For property owners with mortgages and some cash, there is a little used strategy for payment relief. An article for the New York Times focused on a strategy of "recasting" or "re-amortizing" to cut mortgage payments. A borrower pays off a lump sum of the principal amount then asks to have the monthly payments reset with the original interest rate and loan terms. For a nominal administration fee, the lump sum reduces the principal, so monthly payments decrease slightly, and interest paid over the life of the loan is reduced. Paying down debt is one of the best investments you can make in this economy.
Many home mortgages are adjustable rate loans. Before paying for refinancing, know what index is used for the adjustment and what “spread” is designated in the original loan. The 1-year Treasury rate has been 0.30% and the 1-year LIBOR Index has been 0.79%. Adding the spread may result in a rate lower than refinancing and save thousands of dollars in fees.
Moving might be an option for some. Boise has been business friendly for years. Currently the real estate market has been attractively re-priced. For instance, you can buy a newer 3-bedroom home with a white picket fence for as low as $80,000, or a gorgeous luxury estate home that was once $2 Million, is now $700,000. A fourplex that was selling for $425,000 three years ago is on the market for as little as $215,000. (If you want more on Boise, contact Sandi Rubio Sandi@FrontStreetBrokers.com. Falling home prices create a cycle of deflation with negative implications for economic recovery aptly illustrated in this chart.
Stock Market:
Over the past six weeks, emerging markets have lost a bit of their luster. Japan and Europe have been providing stronger returns. Greece is up roughly 20% this year, but who wanted to make that bet in December? Will the shift in performance prevail or be merely another temporary resurgence? We have no crystal ball but we are watching the trend for greater staying power.

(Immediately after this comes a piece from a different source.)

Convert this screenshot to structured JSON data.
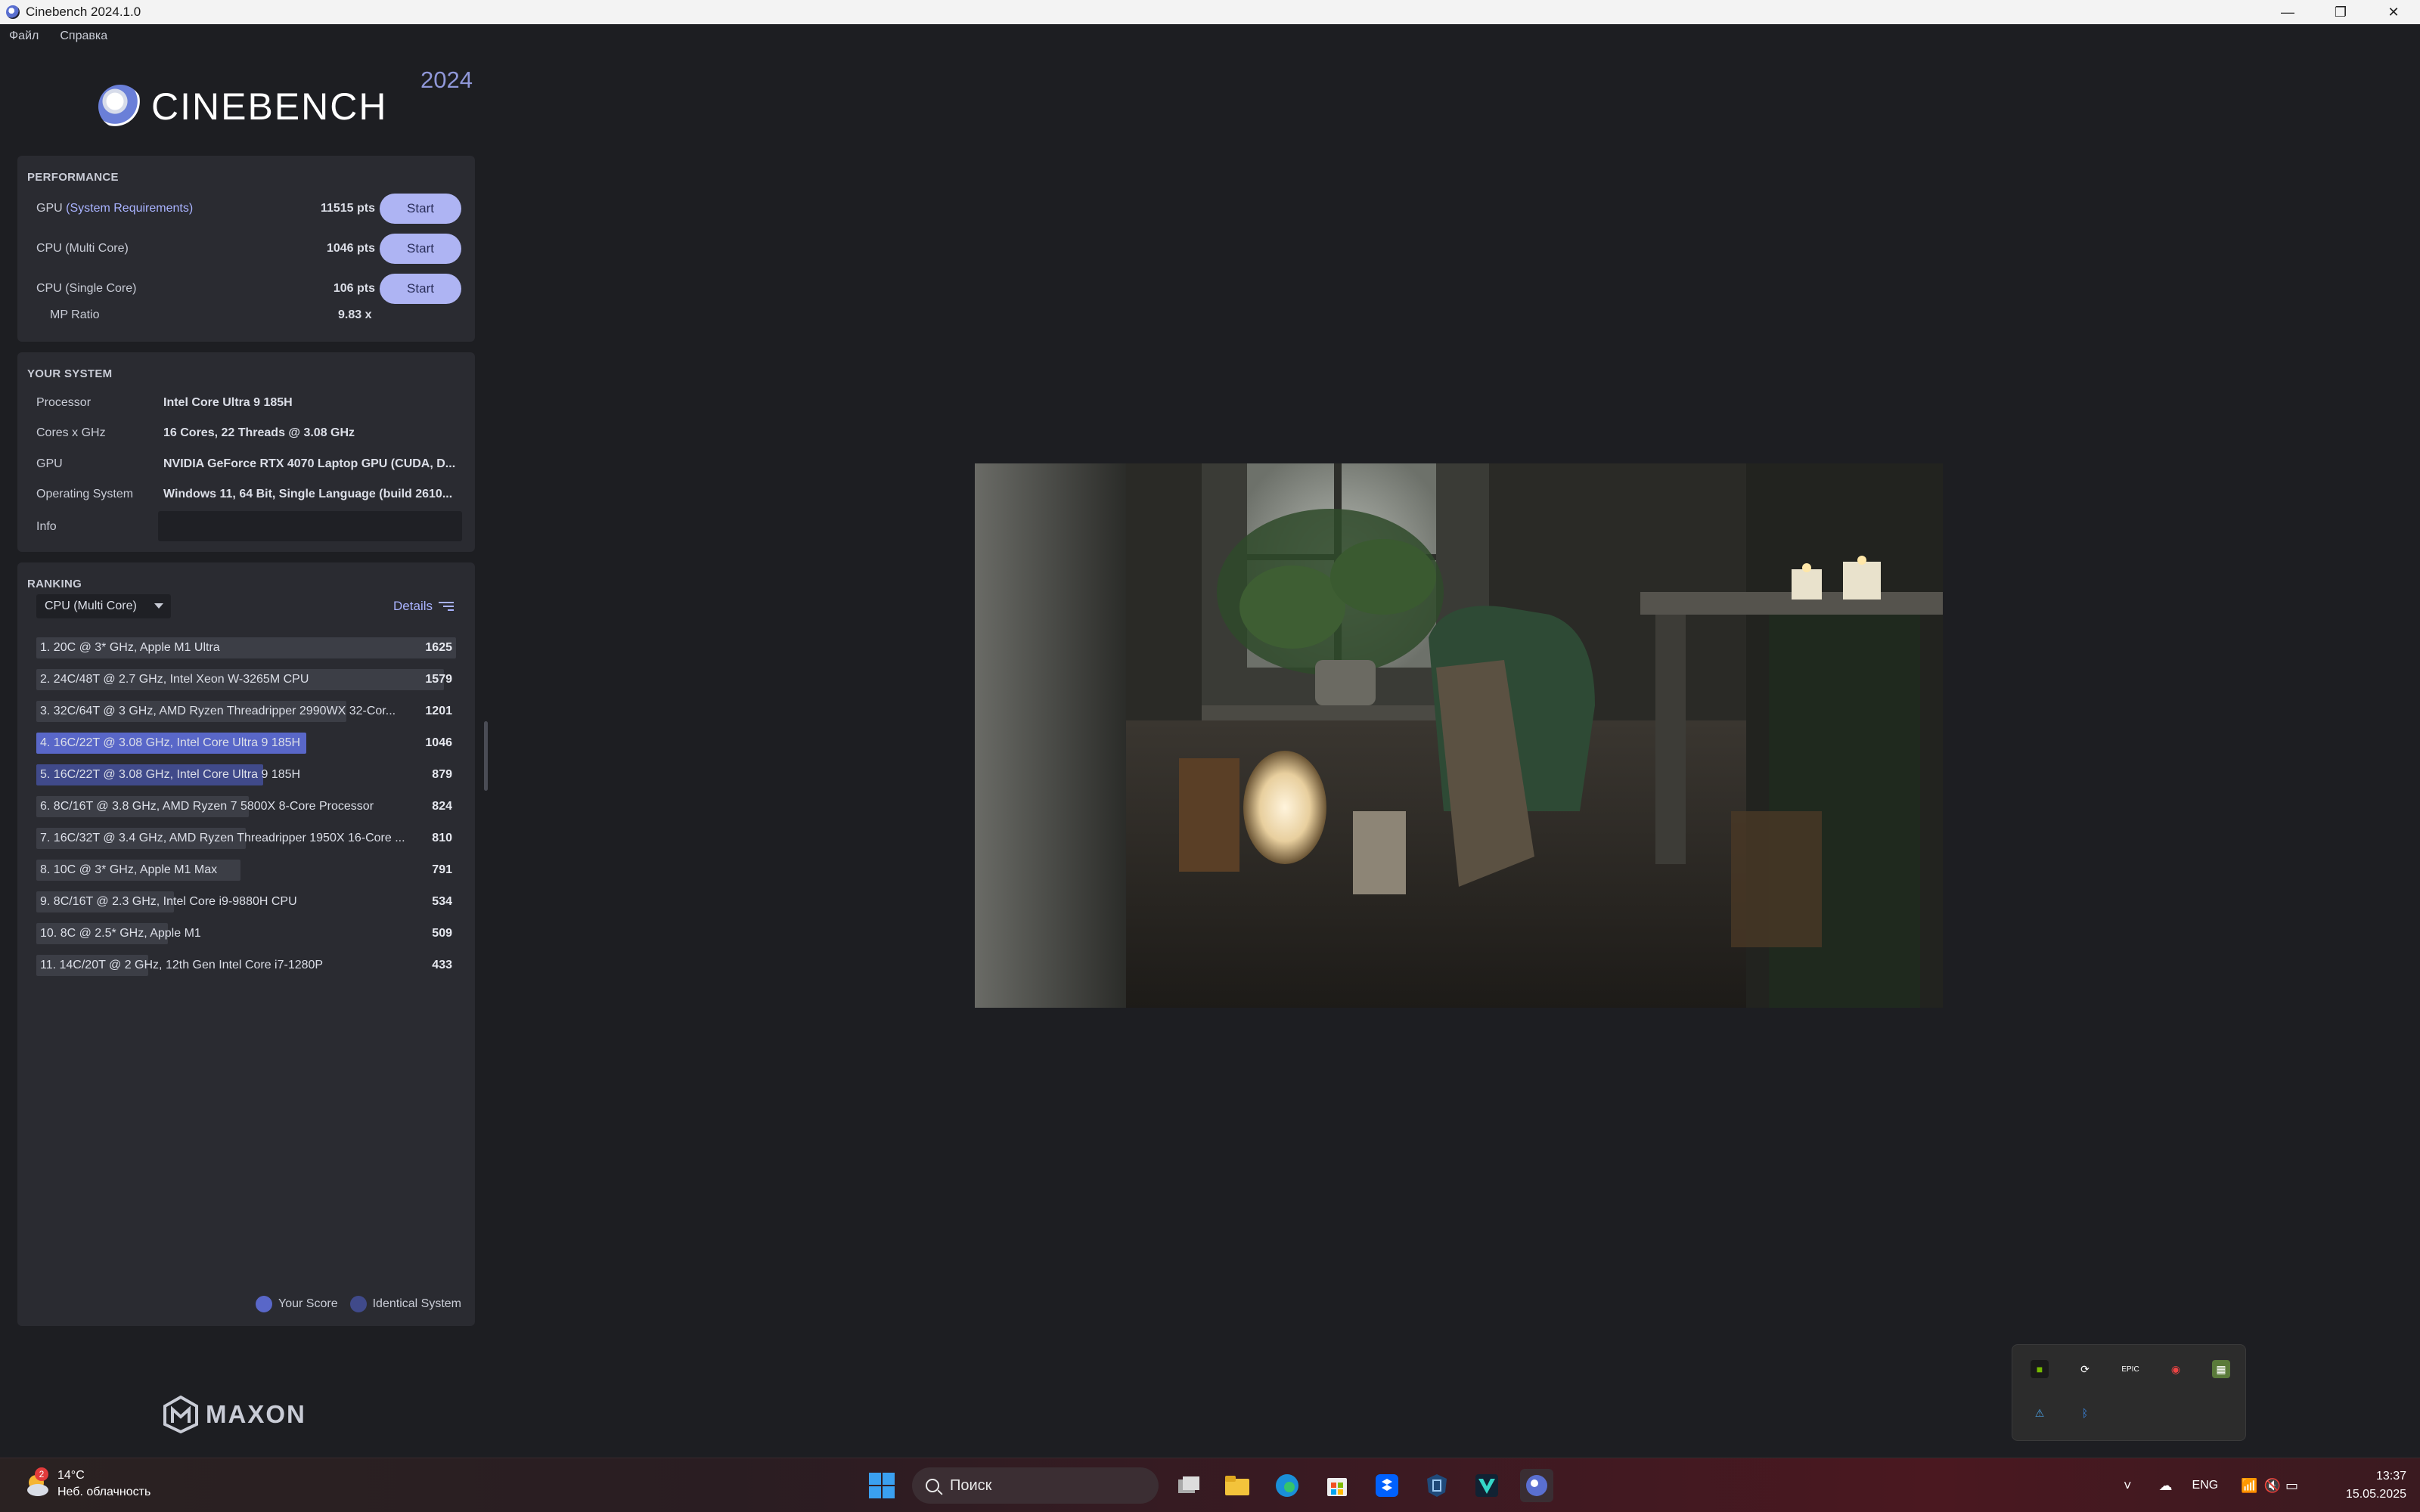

For the first time since 2009, investors have favored domestic over foreign funds. The domestic classification may be less meaningful as managers have been increasing portfolio positions in non-US companies or companies with significant foreign sales revenues. When competing for returns, a GDP of 2-3% in the US is significantly lower than GDP of 10% or more by investing off shore. It is time for a bit more research than relying on a fund’s name. Growing sales revenue for US companies is increasingly coming from foreign investments.
Bond Market:
Investors are increasingly faced with deterioration in the risk mitigation of bonds in their equity portfolios. The use of exchange traded bond funds provides some options for risk management in balanced portfolios. Reported inflation remains tame but food and energy are rising and are probably the reason for continuing negative trends for bonds.
“When the facts change, I change my mind. What do you do, sir?” - John Maynard Keynes
Our plan is “the plan will change.” What is your plan?
Relative strength measures the price performance of a stock against a market average, a selected universe of stocks or a single alternative holding. Relative strength improves if it rises faster in an uptrend, or falls less in a downtrend. It is easily applied to individual positions in your portfolio and to sectors and asset classes.